KosovaPress: European Commission President Ursula von der Leyen, visited the Western Balkans ahead of the summit, reiterating her support for countries including Serbia to join the union. But politicians in the region view the topic with disappointment, as it has been repeated for years. Can there be any concrete steps during this Summit that stimulate the appetite of the Western Balkan countries for serious reforms required by the EU membership criteria that may divert their interest in cooperating with China and Russia?
Fajon: I have always been a vocal advocate for enlargement to the countries of the Western Balkans. I am convinced that the Europe will not be complete without Western Balkans integrated in it. However, it is understandable that Balkan countries turn elsewhere should the Union let them down. This summit is a good opportunity to strengthen our cooperation and ties. Slovenia especially has an important role in this process because of strong connections we have with our neighbourhood – historically and economically speaking. We must also be aware that since 2004, in terms of population, Slovenia may have become even more connected with the WB region, as many people from the countries of the former Yugoslavia have moved to our country. Since then, we have also experienced two crises, economic and migration crises, while at the moment still experiencing a devastating health crisis. Through we have learned that Slovenia can be a strong ally and facilitator between the EU and the Western Balkans, and that in the long run it makes sense to invest in things that unite us and resolve historical disagreements through dialogues.
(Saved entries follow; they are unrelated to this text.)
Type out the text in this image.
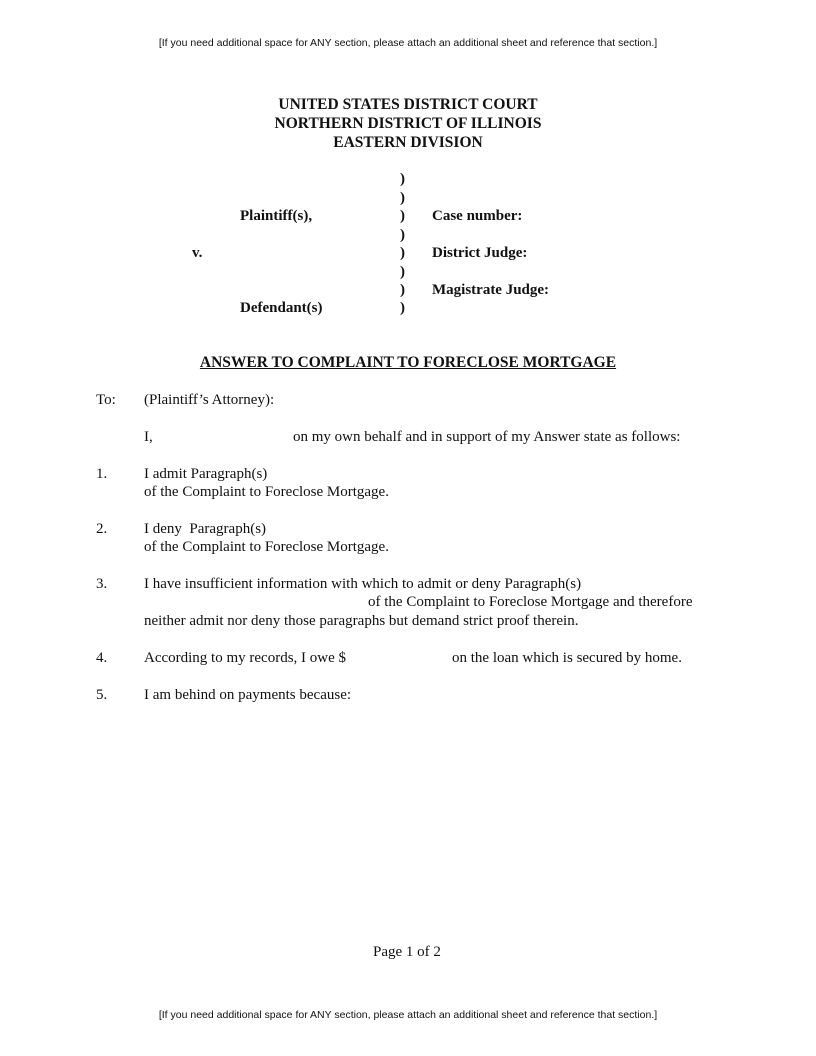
[If you need additional space for ANY section, please attach an additional sheet and reference that section.]
UNITED STATES DISTRICT COURT
NORTHERN DISTRICT OF ILLINOIS
EASTERN DIVISION
)
)
)
)
)
)
)
)
Plaintiff(s),
v.
Defendant(s)
Case number:
District Judge:
Magistrate Judge:
ANSWER TO COMPLAINT TO FORECLOSE MORTGAGE
To: (Plaintiff’s Attorney):
I,	on my own behalf and in support of my Answer state as follows:
1. I admit Paragraph(s)
of the Complaint to Foreclose Mortgage.
2. I deny  Paragraph(s)
of the Complaint to Foreclose Mortgage.
3. I have insufficient information with which to admit or deny Paragraph(s)
of the Complaint to Foreclose Mortgage and therefore
neither admit nor deny those paragraphs but demand strict proof therein.
4. According to my records, I owe $	on the loan which is secured by home.
5. I am behind on payments because:
Page 1 of 2
[If you need additional space for ANY section, please attach an additional sheet and reference that section.]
We need to build strong communication to achieve positive results, as we have done in the past when we enabled visa-free travel to the Schengen area, for citizens of the Republic of Northern Macedonia, Montenegro, and Serbia since December 2009, and to the citizens of Albania and Bosnia and Herzegovina in November 2010. Positive practices are the result of dialogue, work, and effort, on both sides.
KosovaPress: Has the non-recognition of Kosovo as a state by the five EU member states further complicated the EU’s attitude towards the region and the challenge of its integration into the bloc?
Fajon: The differences between the member states complicate EU’s attitude towards the region in general, but it is important to keep working on finding compromises and common grounds for the good of our citizens. Impartial interest from any side should be resolved in order to make progress.
KosovaPress: Disputes between Kosovo and Serbia always get the most attention in such meetings than anything else. Do you expect the same thing to happen this time, given the recent tensions in northern Kosovo?
Fajon: The recent tensions between Serbia and Kosovo have most certainly gained a lot of attention from the European Union and the international community. I am glad that after two days of negotiations, all sides have reached an agreement to end the latest tensions. The most recent abandonment of tensions shows that the good and safety of the citizens is the most important after all. I think that we are all aware of the painful past the Western Balkan region has witnessed; people are tired of conflicts and wars. Working group composed of representatives of the EU, Belgrade and Pristina, chaired by the EU, is a good step forward in finding a permanent solution based on the EU standards and practice. The first meeting of this working group will be held in Brussels on 21 October and within six months the working group should present its findings for a permanent solution at the high-format dialogue meeting.